Introduction
Deneb.jl simply provides a convenient API to create Vega-Lite JSON specifications programmatically in Julia. Then, adequate show
methods enable automatic displaying of charts when Deneb.jl is run on platforms such as Jupyter, Pluto, VSCode, or any other environments that can render rich MIME types. Furthermore, a chart can be saved in several formats using the function save
.
Vega-Lite Specifications
Vega-Lite specifications describe visualizations as encoding mappings from data to properties of graphical marks. These specifications are created with a concise declarative JSON syntax. For example:
{
"data": {"url": "https://vega.github.io/vega-datasets/data/seattle-weather.csv"},
"mark": "bar",
"encoding": {
"x": {"timeUnit": "month", "field": "date", "type": "ordinal"},
"y": {"aggregate": "mean", "field": "precipitation"}
}
}
represents the following visualization:
The vlspec
function
The first way to create any arbitrary Vega-Lite specification in Deneb.jl is using the vlspec
function. The previous example can be directly translated to the following vlspec
call:
using Deneb
vlspec(
data=(; url="https://vega.github.io/vega-datasets/data/seattle-weather.csv"),
mark=:bar,
encoding=(
x=(timeUnit=:month, field=:date, type=:ordinal),
y=(aggregate=:mean, field=:precipitation),
)
)
The main differences between the JSON spec and the vlspec
are:
- JSON strings can be represented either as a Julia
String
(e.g."https://vega.github.io/vega-datasets/data/seattle-weather.csv"
) or as a JuliaSymbol
(e.g.:bar
). - key-value pairs are represented as a
NamedNtuple
(aDict
is also accepted), so{}
is translated to()
,:
is translated to=
and keys are not surrounded by quotation marks. Note that in Julia aNamedTuple
with a single element needs to be defined either as(; a=1)
or as(a=1, )
.
Using Deneb.jl one can build a vlspec
defining pieces programmatically using standard techniques.
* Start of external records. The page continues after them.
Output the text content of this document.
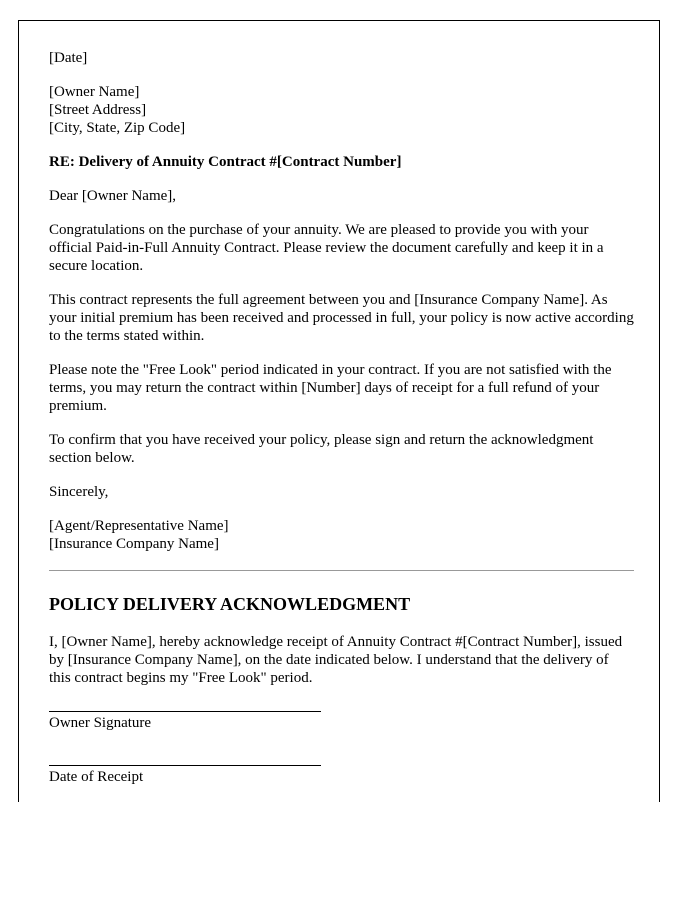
[Date]
[Owner Name]
[Street Address]
[City, State, Zip Code]
RE: Delivery of Annuity Contract #[Contract Number]
Dear [Owner Name],
Congratulations on the purchase of your annuity. We are pleased to provide you with your official Paid-in-Full Annuity Contract. Please review the document carefully and keep it in a secure location.
This contract represents the full agreement between you and [Insurance Company Name]. As your initial premium has been received and processed in full, your policy is now active according to the terms stated within.
Please note the "Free Look" period indicated in your contract. If you are not satisfied with the terms, you may return the contract within [Number] days of receipt for a full refund of your premium.
To confirm that you have received your policy, please sign and return the acknowledgment section below.
Sincerely,
[Agent/Representative Name]
[Insurance Company Name]
POLICY DELIVERY ACKNOWLEDGMENT
I, [Owner Name], hereby acknowledge receipt of Annuity Contract #[Contract Number], issued by [Insurance Company Name], on the date indicated below. I understand that the delivery of this contract begins my "Free Look" period.
Owner Signature
Date of Receipt
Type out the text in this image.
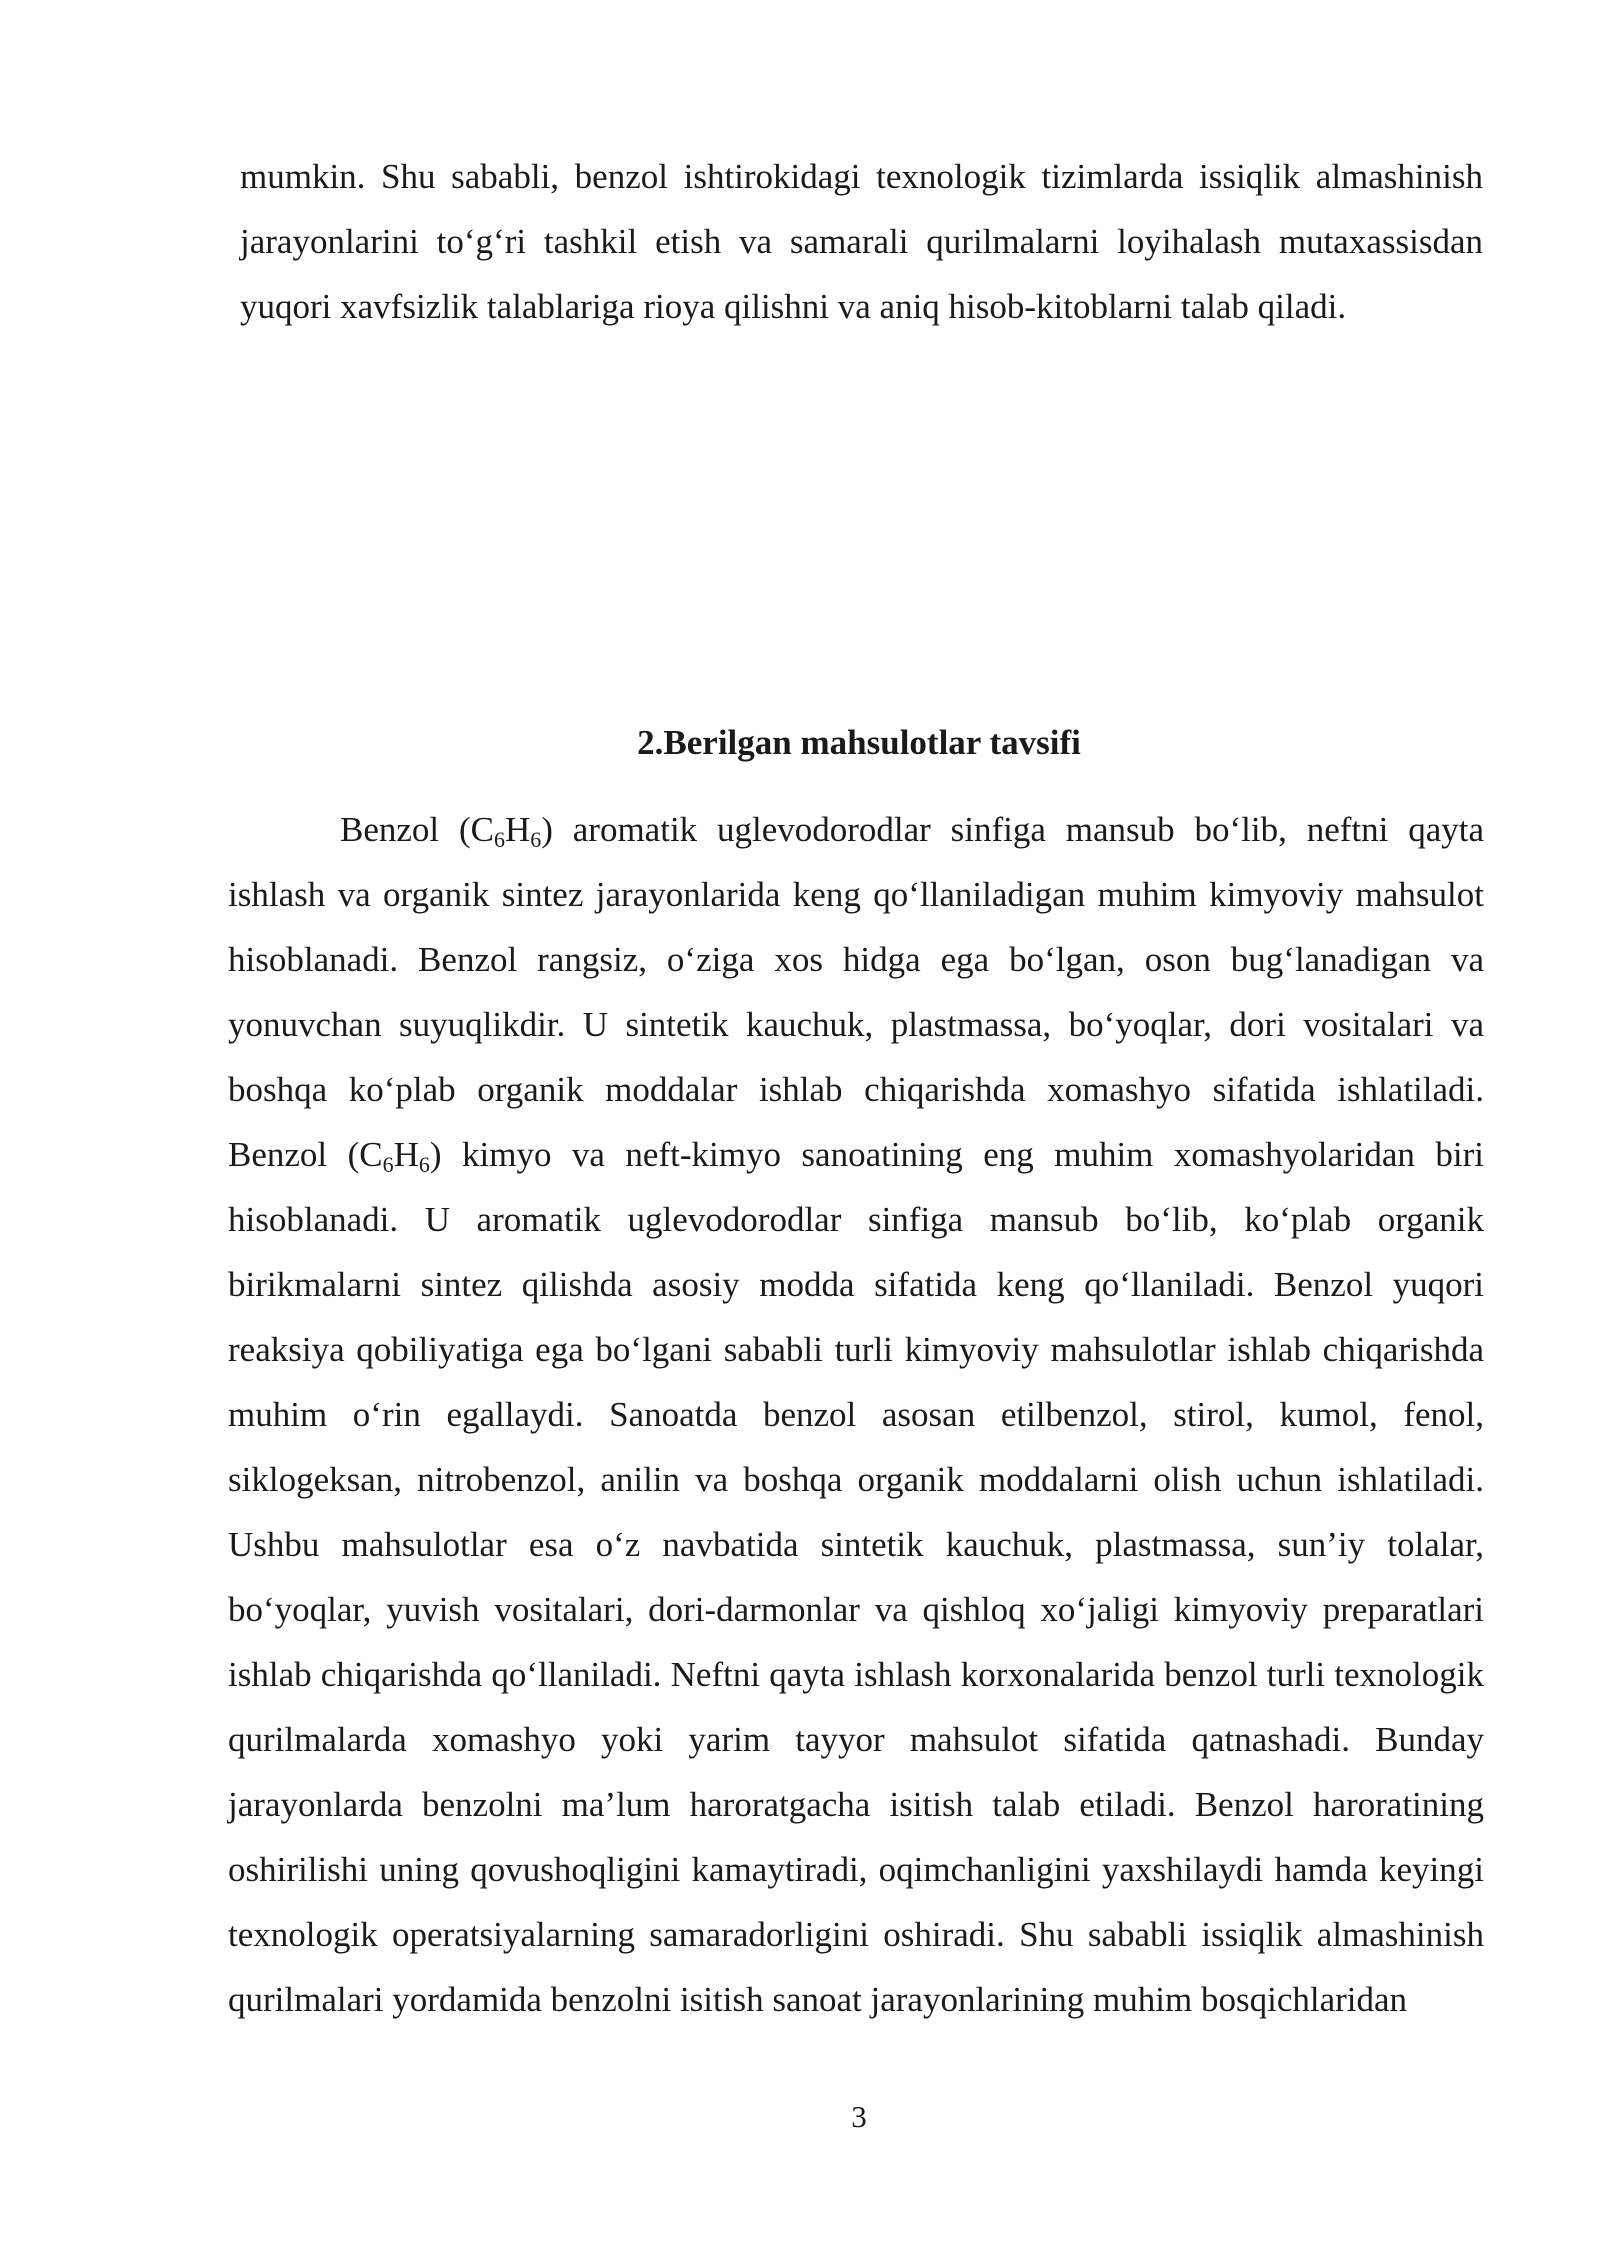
mumkin. Shu sababli, benzol ishtirokidagi texnologik tizimlarda issiqlik almashinish jarayonlarini to‘g‘ri tashkil etish va samarali qurilmalarni loyihalash mutaxassisdan yuqori xavfsizlik talablariga rioya qilishni va aniq hisob-kitoblarni talab qiladi.

2.Berilgan mahsulotlar tavsifi

Benzol $(C_6H_6)$ aromatik uglevodorodlar sinfiga mansub bo‘lib, neftni qayta ishlash va organik sintez jarayonlarida keng qo‘llaniladigan muhim kimyoviy mahsulot hisoblanadi. Benzol rangsiz, o‘ziga xos hidga ega bo‘lgan, oson bug‘lanadigan va yonuvchan suyuqlikdir. U sintetik kauchuk, plastmassa, bo‘yoqlar, dori vositalari va boshqa ko‘plab organik moddalar ishlab chiqarishda xomashyo sifatida ishlatiladi. Benzol $(C_6H_6)$ kimyo va neft-kimyo sanoatining eng muhim xomashyolaridan biri hisoblanadi. U aromatik uglevodorodlar sinfiga mansub bo‘lib, ko‘plab organik birikmalarni sintez qilishda asosiy modda sifatida keng qo‘llaniladi. Benzol yuqori reaksiya qobiliyatiga ega bo‘lgani sababli turli kimyoviy mahsulotlar ishlab chiqarishda muhim o‘rin egallaydi. Sanoatda benzol asosan etilbenzol, stirol, kumol, fenol, siklogeksan, nitrobenzol, anilin va boshqa organik moddalarni olish uchun ishlatiladi. Ushbu mahsulotlar esa o‘z navbatida sintetik kauchuk, plastmassa, sun’iy tolalar, bo‘yoqlar, yuvish vositalari, dori-darmonlar va qishloq xo‘jaligi kimyoviy preparatlari ishlab chiqarishda qo‘llaniladi. Neftni qayta ishlash korxonalarida benzol turli texnologik qurilmalarda xomashyo yoki yarim tayyor mahsulot sifatida qatnashadi. Bunday jarayonlarda benzolni ma’lum haroratgacha isitish talab etiladi. Benzol haroratining oshirilishi uning qovushoqligini kamaytiradi, oqimchanligini yaxshilaydi hamda keyingi texnologik operatsiyalarning samaradorligini oshiradi. Shu sababli issiqlik almashinish qurilmalari yordamida benzolni isitish sanoat jarayonlarining muhim bosqichlaridan

3
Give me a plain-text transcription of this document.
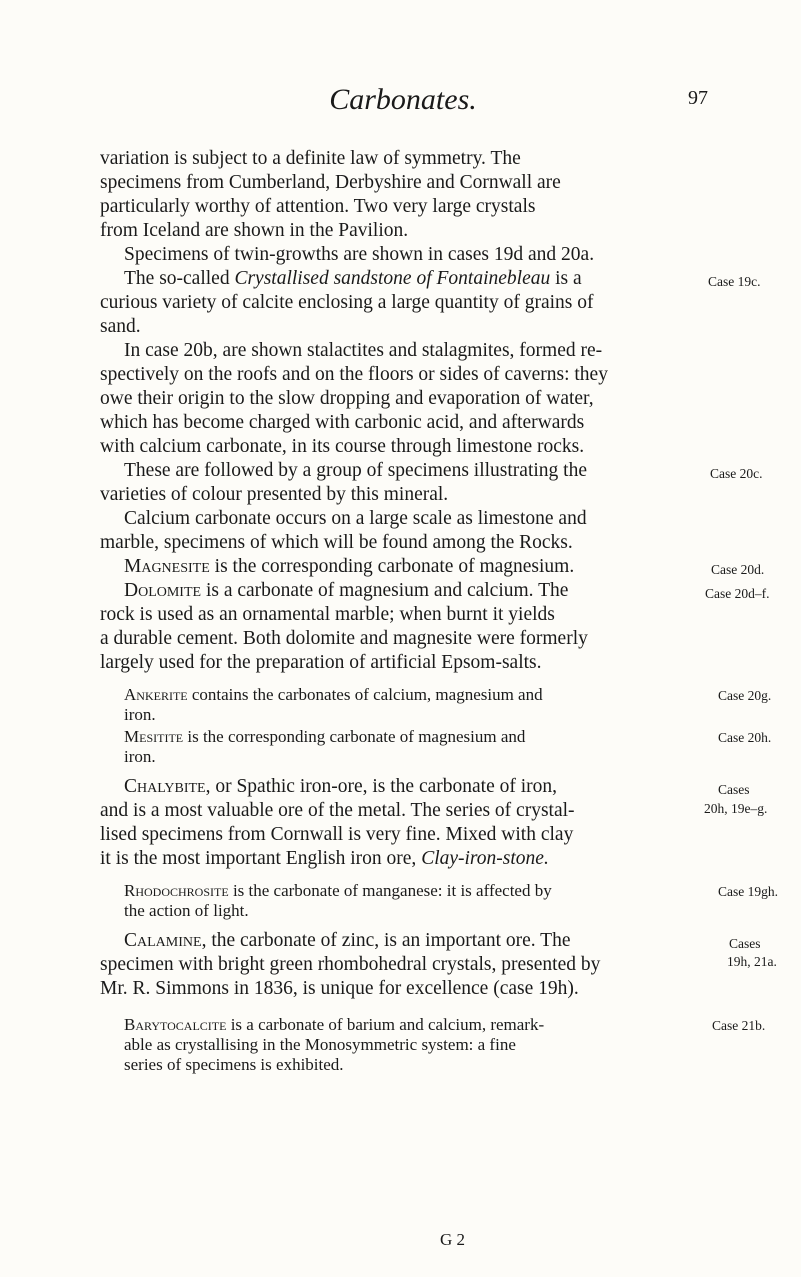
Carbonates.	97
variation is subject to a definite law of symmetry. The
specimens from Cumberland, Derbyshire and Cornwall are
particularly worthy of attention. Two very large crystals
from Iceland are shown in the Pavilion.
Specimens of twin-growths are shown in cases 19d and 20a.
The so-called Crystallised sandstone of Fontainebleau is a
curious variety of calcite enclosing a large quantity of grains of
sand.
In case 20b, are shown stalactites and stalagmites, formed re-
spectively on the roofs and on the floors or sides of caverns: they
owe their origin to the slow dropping and evaporation of water,
which has become charged with carbonic acid, and afterwards
with calcium carbonate, in its course through limestone rocks.
These are followed by a group of specimens illustrating the
varieties of colour presented by this mineral.
Calcium carbonate occurs on a large scale as limestone and
marble, specimens of which will be found among the Rocks.
Magnesite is the corresponding carbonate of magnesium.
Dolomite is a carbonate of magnesium and calcium. The
rock is used as an ornamental marble; when burnt it yields
a durable cement. Both dolomite and magnesite were formerly
largely used for the preparation of artificial Epsom-salts.
Ankerite contains the carbonates of calcium, magnesium and
iron.
Mesitite is the corresponding carbonate of magnesium and
iron.
Chalybite, or Spathic iron-ore, is the carbonate of iron,
and is a most valuable ore of the metal. The series of crystal-
lised specimens from Cornwall is very fine. Mixed with clay
it is the most important English iron ore, Clay-iron-stone.
Rhodochrosite is the carbonate of manganese: it is affected by
the action of light.
Calamine, the carbonate of zinc, is an important ore. The
specimen with bright green rhombohedral crystals, presented by
Mr. R. Simmons in 1836, is unique for excellence (case 19h).
Barytocalcite is a carbonate of barium and calcium, remark-
able as crystallising in the Monosymmetric system: a fine
series of specimens is exhibited.
Case 19c.
Case 20c.
Case 20d.
Case 20d–f.
Case 20g.
Case 20h.
Cases
20h, 19e–g.
Case 19gh.
Cases
19h, 21a.
Case 21b.
G 2
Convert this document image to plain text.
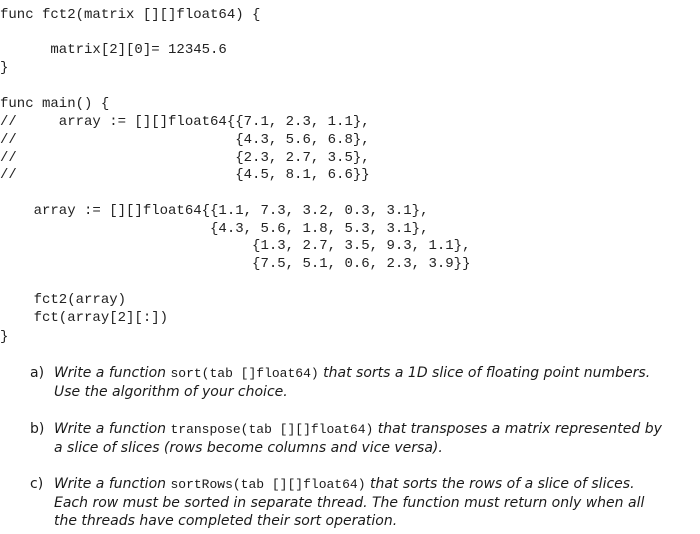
func fct2(matrix [][]float64) {
matrix[2][0]= 12345.6
}
func main() {
//     array := [][]float64{{7.1, 2.3, 1.1},
//                          {4.3, 5.6, 6.8},
//                          {2.3, 2.7, 3.5},
//                          {4.5, 8.1, 6.6}}
array := [][]float64{{1.1, 7.3, 3.2, 0.3, 3.1},
{4.3, 5.6, 1.8, 5.3, 3.1},
{1.3, 2.7, 3.5, 9.3, 1.1},
{7.5, 5.1, 0.6, 2.3, 3.9}}
fct2(array)
fct(array[2][:])
}
a) Write a function sort(tab []float64) that sorts a 1D slice of floating point numbers. Use the algorithm of your choice.
b) Write a function transpose(tab [][]float64) that transposes a matrix represented by a slice of slices (rows become columns and vice versa).
c) Write a function sortRows(tab [][]float64) that sorts the rows of a slice of slices. Each row must be sorted in separate thread. The function must return only when all the threads have completed their sort operation.
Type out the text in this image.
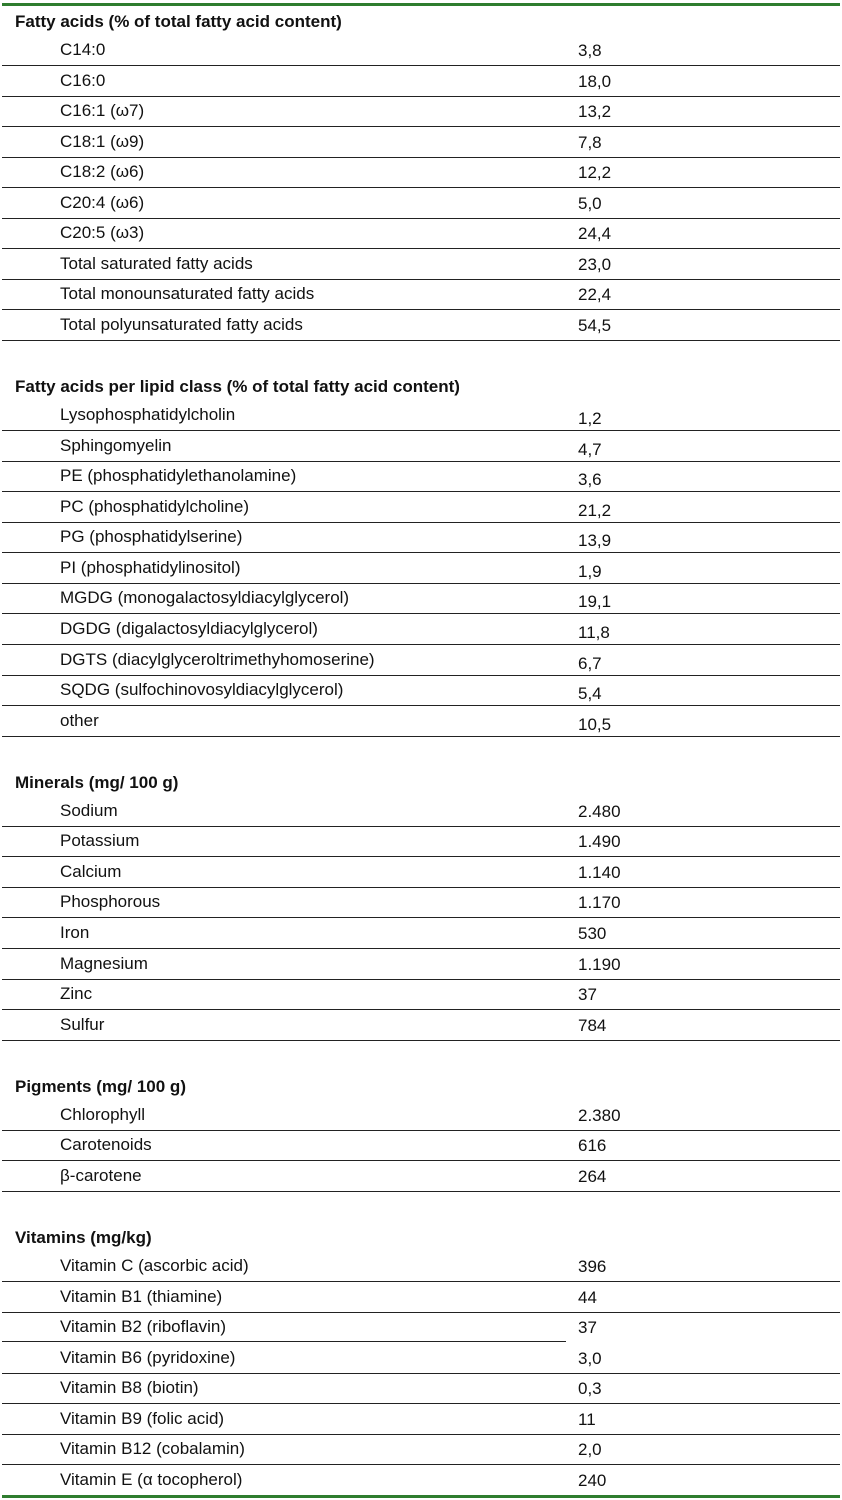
Fatty acids (% of total fatty acid content)
C14:0	3,8
C16:0	18,0
C16:1 (ω7)	13,2
C18:1 (ω9)	7,8
C18:2 (ω6)	12,2
C20:4 (ω6)	5,0
C20:5 (ω3)	24,4
Total saturated fatty acids	23,0
Total monounsaturated fatty acids	22,4
Total polyunsaturated fatty acids	54,5
Fatty acids per lipid class (% of total fatty acid content)
Lysophosphatidylcholin	1,2
Sphingomyelin	4,7
PE (phosphatidylethanolamine)	3,6
PC (phosphatidylcholine)	21,2
PG (phosphatidylserine)	13,9
PI (phosphatidylinositol)	1,9
MGDG (monogalactosyldiacylglycerol)	19,1
DGDG (digalactosyldiacylglycerol)	11,8
DGTS (diacylglyceroltrimethyhomoserine)	6,7
SQDG (sulfochinovosyldiacylglycerol)	5,4
other	10,5
Minerals (mg/ 100 g)
Sodium	2.480
Potassium	1.490
Calcium	1.140
Phosphorous	1.170
Iron	530
Magnesium	1.190
Zinc	37
Sulfur	784
Pigments (mg/ 100 g)
Chlorophyll	2.380
Carotenoids	616
β-carotene	264
Vitamins (mg/kg)
Vitamin C (ascorbic acid)	396
Vitamin B1 (thiamine)	44
Vitamin B2 (riboflavin)	37
Vitamin B6 (pyridoxine)	3,0
Vitamin B8 (biotin)	0,3
Vitamin B9 (folic acid)	11
Vitamin B12 (cobalamin)	2,0
Vitamin E (α tocopherol)	240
url = "https://vega.github.io/vega-datasets/data/seattle-weather.csv"
data = (; url)
mark = :bar
x=(timeUnit=:month, field=:date, type=:ordinal)
y=(aggregate=:mean, field=:precipitation)
encoding = (; x, y)
vlspec(; data, mark, encoding)
The Deneb.jl API
With vlspec
one can build any arbitrary Vega-Lite spec programmatically, providing already an advantage over directly writing JSON specs. However, these direct translations are still rather verbose. Deneb.jl provides an API to create specs in a more concise and convenient way.
data = Data(url="https://vega.github.io/vega-datasets/data/seattle-weather.csv")
chart = data * Mark(:bar) * Encoding("month(date):O", "mean(precipitation)")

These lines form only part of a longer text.